The House in Committee of the Whole House on the state of the Union had under consideration the bill (H.R. 5) to improve patient access to health care services and provide improved medical care by reducing the excessive burden the liability system places on the health care delivery system:
Mr. CROWLEY. Mr. Chair, today, the House is considering legislation that would repeal the Independent Payment Advisory Board, or IPAB. To be clear, I am not a big fan of IPAB--I had concerns with this new entity when it was first being discussed, and I remain concerned with it today.
I do find it interesting, however, that my colleagues on the other side of the aisle are suddenly so troubled about IPAB's effect on Medicare, when their plan to end Medicare is so much worse.
I fear that today's floor action is less about a real concern for seniors, hospitals and physicians in the Medicare program, and more about trying to win a battle in the war against health insurance reform.
They have shown with their words and their actions, even down to their choice of offsets, that this yet another political exercise.
But that is a game that I refuse to play. Our seniors deserve real answers and real solutions, not yet another repeal-but-not-replace attempt.
So even though I don't think that IPAB is the best answer to strengthening Medicare, I can't in good conscience vote for this bill, at this time, with this kind of clear and blatant political agenda at the core of this debate.

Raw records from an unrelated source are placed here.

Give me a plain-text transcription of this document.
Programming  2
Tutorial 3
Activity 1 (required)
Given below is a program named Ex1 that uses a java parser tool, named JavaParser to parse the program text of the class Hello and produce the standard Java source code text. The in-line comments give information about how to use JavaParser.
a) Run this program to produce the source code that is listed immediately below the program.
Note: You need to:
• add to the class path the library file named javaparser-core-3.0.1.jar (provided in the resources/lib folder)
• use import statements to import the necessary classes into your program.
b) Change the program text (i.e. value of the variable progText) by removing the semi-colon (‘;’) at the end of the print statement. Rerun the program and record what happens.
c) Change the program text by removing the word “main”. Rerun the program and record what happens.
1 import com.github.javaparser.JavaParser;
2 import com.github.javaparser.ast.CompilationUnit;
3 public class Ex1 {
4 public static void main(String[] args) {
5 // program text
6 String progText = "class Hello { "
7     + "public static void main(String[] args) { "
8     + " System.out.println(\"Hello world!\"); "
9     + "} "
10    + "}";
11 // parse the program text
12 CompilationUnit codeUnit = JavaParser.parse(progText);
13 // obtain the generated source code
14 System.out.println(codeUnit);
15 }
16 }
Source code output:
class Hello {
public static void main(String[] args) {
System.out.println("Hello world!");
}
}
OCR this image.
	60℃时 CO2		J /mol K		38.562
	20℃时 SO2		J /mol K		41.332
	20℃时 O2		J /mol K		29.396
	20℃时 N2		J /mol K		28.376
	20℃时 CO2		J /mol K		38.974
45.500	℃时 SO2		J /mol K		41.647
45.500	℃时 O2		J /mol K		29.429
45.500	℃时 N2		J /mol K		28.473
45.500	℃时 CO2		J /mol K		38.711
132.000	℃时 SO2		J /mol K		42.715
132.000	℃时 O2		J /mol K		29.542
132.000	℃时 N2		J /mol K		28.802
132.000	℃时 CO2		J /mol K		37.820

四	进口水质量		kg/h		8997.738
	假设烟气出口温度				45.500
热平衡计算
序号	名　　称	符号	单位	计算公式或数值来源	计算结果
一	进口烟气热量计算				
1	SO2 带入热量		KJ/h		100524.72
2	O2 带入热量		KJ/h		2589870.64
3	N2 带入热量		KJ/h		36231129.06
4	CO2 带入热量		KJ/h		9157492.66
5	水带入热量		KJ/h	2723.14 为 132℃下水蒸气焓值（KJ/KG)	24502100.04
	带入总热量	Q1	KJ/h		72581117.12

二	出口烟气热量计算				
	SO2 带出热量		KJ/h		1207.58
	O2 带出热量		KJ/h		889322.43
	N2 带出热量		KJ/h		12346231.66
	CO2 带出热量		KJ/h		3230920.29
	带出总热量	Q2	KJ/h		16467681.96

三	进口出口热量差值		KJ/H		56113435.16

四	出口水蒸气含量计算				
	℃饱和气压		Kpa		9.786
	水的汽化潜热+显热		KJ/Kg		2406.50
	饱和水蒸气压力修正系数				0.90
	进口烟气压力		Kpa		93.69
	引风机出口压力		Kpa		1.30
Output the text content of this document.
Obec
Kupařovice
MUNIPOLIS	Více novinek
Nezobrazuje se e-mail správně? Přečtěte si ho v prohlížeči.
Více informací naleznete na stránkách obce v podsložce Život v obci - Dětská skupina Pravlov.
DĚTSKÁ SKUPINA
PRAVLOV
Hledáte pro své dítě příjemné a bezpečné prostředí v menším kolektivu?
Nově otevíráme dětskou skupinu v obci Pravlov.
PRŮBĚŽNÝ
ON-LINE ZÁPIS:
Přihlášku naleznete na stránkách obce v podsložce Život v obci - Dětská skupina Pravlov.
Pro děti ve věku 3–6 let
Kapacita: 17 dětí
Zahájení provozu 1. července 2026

What we need is a real, substantive discussion about solutions to keep Medicare costs, and medical malpractice costs as well, under control for the long term. But with today's floor action, these needed discussions are too likely to get lost in a sea of shouting.
And that's not what we need right now.
If my colleagues on the other side of the aisle want to work with us to address the concerns that many of us have with IPAB, to make changes, then I'm willing to meet them halfway.
But if they want to blame the Affordable Care Act for everything wrong in the world, even when it has controlled costs so well that IPAB won't even come into play for years to come, and even when it has given millions of American families control back over their health care, I can't join them in these political attacks.
So I have to oppose passage of this bill today.